O setor marítimo em Portugal atravessa uma contradição. Apesar da relevância estratégica do transporte marítimo, continua a ser difícil captar jovens para carreiras na engenharia de máquinas marítimas. João Parente, professor da Escola Náutica Infante Dom Henrique, defende que a falta de conhecimento sobre estas profissões é um dos principais entraves à sua valorização.

O docente recorda que cerca de 90% das mercadorias, em volume, circulam por via marítima, ainda que o valor económico seja inferior ao transporte aéreo devido ao tipo de carga. No entanto, em Portugal, esta realidade raramente é tema de debate público, ficando o mar mais associado ao lazer, ao turismo e à gastronomia costeira.

Segundo João Parente, esta ausência de consciência coletiva sobre o papel do mar tem consequências diretas na atratividade das profissões marítimas. Mesmo sendo carreiras que oferecem salários acima da média portuguesa, não conseguem competir com o desinteresse das novas gerações. Para o professor, este desfasamento prende-se também com a imagem limitada que a sociedade tem do setor.

No caso da engenharia de máquinas marítimas, as funções vão muito além da propulsão do navio. Um engenheiro é responsável por assegurar a manutenção de sistemas essenciais, como a produção de energia elétrica, o funcionamento de geradores, a produção de água doce a bordo ou a monitorização de equipamentos críticos em manobras portuárias. Falhas nestes sistemas podem comprometer a segurança de toda a operação marítima.

Outro fator destacado pelo professor João Parente é a especificidade prática da profissão. Ao contrário de muitas funções em terra, que se limitam a tarefas administrativas, a engenharia no mar exige contacto direto com a operação. “É uma profissão em que se põe a mão na massa”, sintetiza, sublinhando a componente de decisão imediata e a aplicação direta dos fundamentos da engenharia.

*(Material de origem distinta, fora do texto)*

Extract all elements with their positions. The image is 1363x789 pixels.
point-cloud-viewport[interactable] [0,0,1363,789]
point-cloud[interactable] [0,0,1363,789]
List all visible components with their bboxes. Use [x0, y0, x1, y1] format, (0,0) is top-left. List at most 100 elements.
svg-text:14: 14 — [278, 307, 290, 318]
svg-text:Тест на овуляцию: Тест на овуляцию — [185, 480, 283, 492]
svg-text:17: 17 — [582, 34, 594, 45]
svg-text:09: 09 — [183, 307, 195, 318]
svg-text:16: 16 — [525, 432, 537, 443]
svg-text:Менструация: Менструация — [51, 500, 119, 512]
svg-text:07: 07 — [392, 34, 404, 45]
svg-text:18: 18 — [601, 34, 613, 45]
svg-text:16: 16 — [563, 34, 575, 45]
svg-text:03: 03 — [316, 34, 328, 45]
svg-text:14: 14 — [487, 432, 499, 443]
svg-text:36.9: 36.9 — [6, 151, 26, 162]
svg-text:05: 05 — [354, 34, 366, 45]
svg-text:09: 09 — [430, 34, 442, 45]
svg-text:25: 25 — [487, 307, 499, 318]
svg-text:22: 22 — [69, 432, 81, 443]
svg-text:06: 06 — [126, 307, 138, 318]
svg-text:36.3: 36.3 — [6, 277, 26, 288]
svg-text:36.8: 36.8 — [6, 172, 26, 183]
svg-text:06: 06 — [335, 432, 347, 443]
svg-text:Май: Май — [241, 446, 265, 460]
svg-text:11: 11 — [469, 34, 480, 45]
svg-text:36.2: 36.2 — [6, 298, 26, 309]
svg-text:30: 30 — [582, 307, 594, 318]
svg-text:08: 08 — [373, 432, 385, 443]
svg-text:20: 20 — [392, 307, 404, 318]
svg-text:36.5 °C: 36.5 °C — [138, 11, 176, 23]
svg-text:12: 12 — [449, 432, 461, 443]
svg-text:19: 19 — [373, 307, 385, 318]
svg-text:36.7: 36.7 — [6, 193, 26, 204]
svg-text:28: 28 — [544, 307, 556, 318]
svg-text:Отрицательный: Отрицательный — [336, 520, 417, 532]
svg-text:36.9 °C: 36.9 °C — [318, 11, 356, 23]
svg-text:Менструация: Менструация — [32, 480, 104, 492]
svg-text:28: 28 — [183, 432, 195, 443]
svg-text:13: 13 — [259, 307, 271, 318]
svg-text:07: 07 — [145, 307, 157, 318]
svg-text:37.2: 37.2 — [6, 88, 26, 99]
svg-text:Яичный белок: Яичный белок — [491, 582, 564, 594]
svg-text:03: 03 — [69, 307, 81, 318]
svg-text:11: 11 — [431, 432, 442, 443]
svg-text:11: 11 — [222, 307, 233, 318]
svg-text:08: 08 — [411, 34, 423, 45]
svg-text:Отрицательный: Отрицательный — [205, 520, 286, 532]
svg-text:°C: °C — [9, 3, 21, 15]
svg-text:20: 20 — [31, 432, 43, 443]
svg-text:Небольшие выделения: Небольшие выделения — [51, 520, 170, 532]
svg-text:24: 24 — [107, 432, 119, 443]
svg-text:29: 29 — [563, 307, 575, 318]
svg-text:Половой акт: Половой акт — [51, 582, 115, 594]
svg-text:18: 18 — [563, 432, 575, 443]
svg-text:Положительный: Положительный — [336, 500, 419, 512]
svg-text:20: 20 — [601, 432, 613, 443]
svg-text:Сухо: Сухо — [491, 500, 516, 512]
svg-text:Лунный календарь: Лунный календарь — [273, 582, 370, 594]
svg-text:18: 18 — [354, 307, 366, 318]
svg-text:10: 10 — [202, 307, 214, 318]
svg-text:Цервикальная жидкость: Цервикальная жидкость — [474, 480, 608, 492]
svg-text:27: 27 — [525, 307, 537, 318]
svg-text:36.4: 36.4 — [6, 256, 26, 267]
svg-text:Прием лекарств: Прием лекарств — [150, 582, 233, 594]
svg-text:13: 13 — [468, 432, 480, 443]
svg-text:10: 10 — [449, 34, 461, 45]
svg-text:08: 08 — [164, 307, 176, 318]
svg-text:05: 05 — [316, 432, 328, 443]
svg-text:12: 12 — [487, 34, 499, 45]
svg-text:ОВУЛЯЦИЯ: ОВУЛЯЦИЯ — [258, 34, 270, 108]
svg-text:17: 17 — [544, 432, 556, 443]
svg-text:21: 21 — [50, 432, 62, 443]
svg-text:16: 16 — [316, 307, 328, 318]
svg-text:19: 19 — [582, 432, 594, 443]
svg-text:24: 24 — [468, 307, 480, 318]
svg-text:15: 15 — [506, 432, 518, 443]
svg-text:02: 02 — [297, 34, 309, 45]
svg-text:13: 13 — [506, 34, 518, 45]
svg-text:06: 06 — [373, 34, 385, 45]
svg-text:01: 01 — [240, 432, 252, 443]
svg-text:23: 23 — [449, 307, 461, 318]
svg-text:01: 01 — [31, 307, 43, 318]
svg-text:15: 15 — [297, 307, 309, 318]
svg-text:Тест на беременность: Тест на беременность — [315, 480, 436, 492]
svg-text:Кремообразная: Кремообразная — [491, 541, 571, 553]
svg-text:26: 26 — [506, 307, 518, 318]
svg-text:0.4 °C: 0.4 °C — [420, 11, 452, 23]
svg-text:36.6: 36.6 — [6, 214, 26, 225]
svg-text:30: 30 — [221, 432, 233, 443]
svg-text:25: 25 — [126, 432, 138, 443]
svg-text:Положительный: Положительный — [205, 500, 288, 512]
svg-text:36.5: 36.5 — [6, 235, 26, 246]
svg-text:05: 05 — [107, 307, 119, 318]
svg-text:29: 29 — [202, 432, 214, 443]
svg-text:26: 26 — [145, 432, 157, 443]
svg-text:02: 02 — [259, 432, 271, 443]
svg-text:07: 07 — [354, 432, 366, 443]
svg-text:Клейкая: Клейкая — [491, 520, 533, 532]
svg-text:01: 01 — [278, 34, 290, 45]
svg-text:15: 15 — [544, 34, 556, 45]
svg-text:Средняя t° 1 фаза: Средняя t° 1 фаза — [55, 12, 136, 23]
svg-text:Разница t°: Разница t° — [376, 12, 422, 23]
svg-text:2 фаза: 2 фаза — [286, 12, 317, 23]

No processo formativo, a Escola Náutica dispõe de equipamentos que procuram aproximar os estudantes da realidade operacional. Entre eles, destaca-se o simulador de máquinas marítimas da Vartsella, adquirido através do programa EEA Grants, num investimento que ascendeu a quase 2 milhões de euros. O sistema recria a casa de máquinas de um navio, permitindo tanto treino individual como trabalho em equipa em ambiente de simulação “full mission”, onde é possível interagir com quadros elétricos, sistemas de propulsão e equipamentos auxiliares.

Para João Parente, esta ferramenta é fundamental para preparar futuros engenheiros, mas não resolve a questão de fundo: Portugal precisa de reforçar a ligação das novas gerações ao mar, sob pena de perder oportunidades num setor onde existe procura global.